In January, when the Food and Drug Administration issued the first of several product recalls for Heparin, a blood thinning medication, Duke University Health System leaders reacted promptly.

They learned that tainted batches of Heparin were being implicated in the deaths of patients around the country, and they wanted to act before any Duke patients could be harmed.

That message came to Duke through a Web-based recall system known as Risk and Safety Management Alert System (RASMAS).

Through RASMAS, the procurement department receives the first alert of a recall and immediately researches Duke’s purchasing history of the product. Procurement staff then send a message directly to specific front-line employees ordering the removal of the items from Duke’s pharmacy shelves. RASMAS receives 4000 alerts each year and 30 percent of these alerts result in pulled medications.

Heparin is widely used at Duke, and this recall had the potential to affect many patients. That prompted Duke to escalate the recall alert to involve the Senior Recall Team. This team, comprised of seven members of leadership from Medical Affairs, Patient Safety, Risk Management and Procurement, immediately initiates a comprehensive plan to explore related safety issues throughout the health system.

“These people are so engaged,” said Brooke Berson, director of clinical resource management and member of the Senior Recall Team. “They can make a real difference, very quickly. It helps to have such high level involvement.”

Duke’s Heparin recall was further compounded by the use of Heparin through Duke HomeCare & Hospice (DHCH).

“This presented a real problem because it was no longer as easy as pulling Heparin from the shelf,” Berson said. The Senior Recall Team had to develop a plan for safely retrieving the Heparin, used by 500 patients at their homes, and then deliver new, safe Heparin back to the patients.

DHCH obtained sufficient quantities of Heparin from another supplier, which enabled them to replace all recalled Heparin. DHCH is now transitioning to a new Heparin vendor.

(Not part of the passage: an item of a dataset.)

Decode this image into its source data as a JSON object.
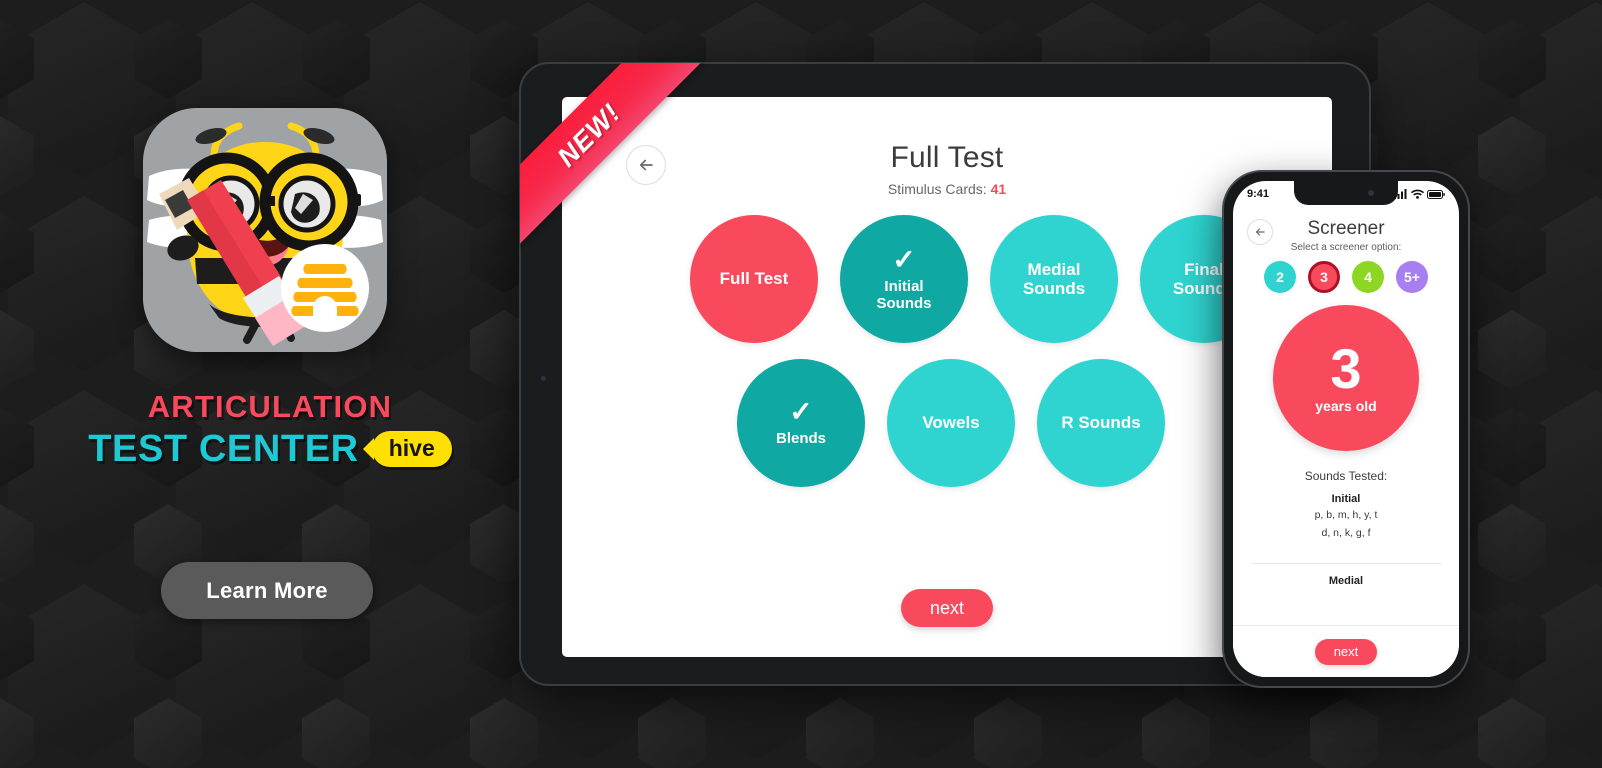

Duke’s quick response to the recall allowed for a thorough investigation and communication of a plan of resolution within 24 hours.

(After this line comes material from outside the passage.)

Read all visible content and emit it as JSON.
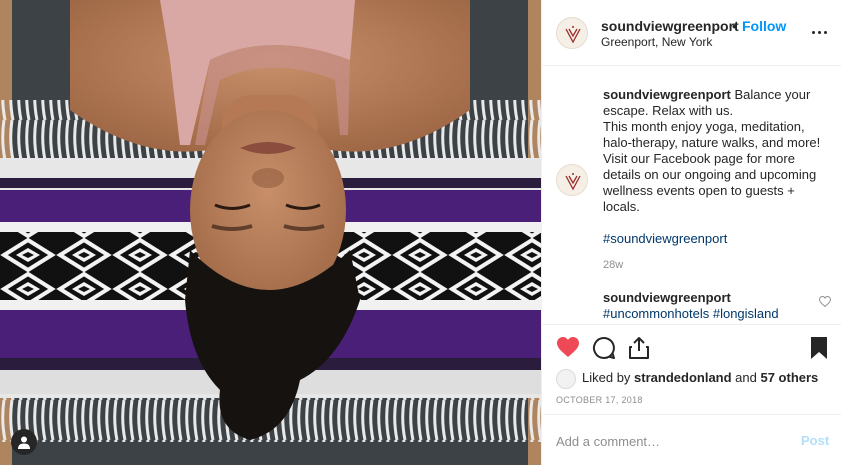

“Our Heparin supply is sound, and safe,” said Michael Cuffe, M.D., vice president for medical affairs and member of the Senior Recall Team. The recall team continues to monitor the FDA’s investigation into the tainted supplies of Heparin, which is currently blamed for 81 deaths in the U.S. and hundreds of allergic reactions.

Berson said the team was happy with the response to the recall because “everything we hoped for and more with this RASMAS program has come through. That is the real success.”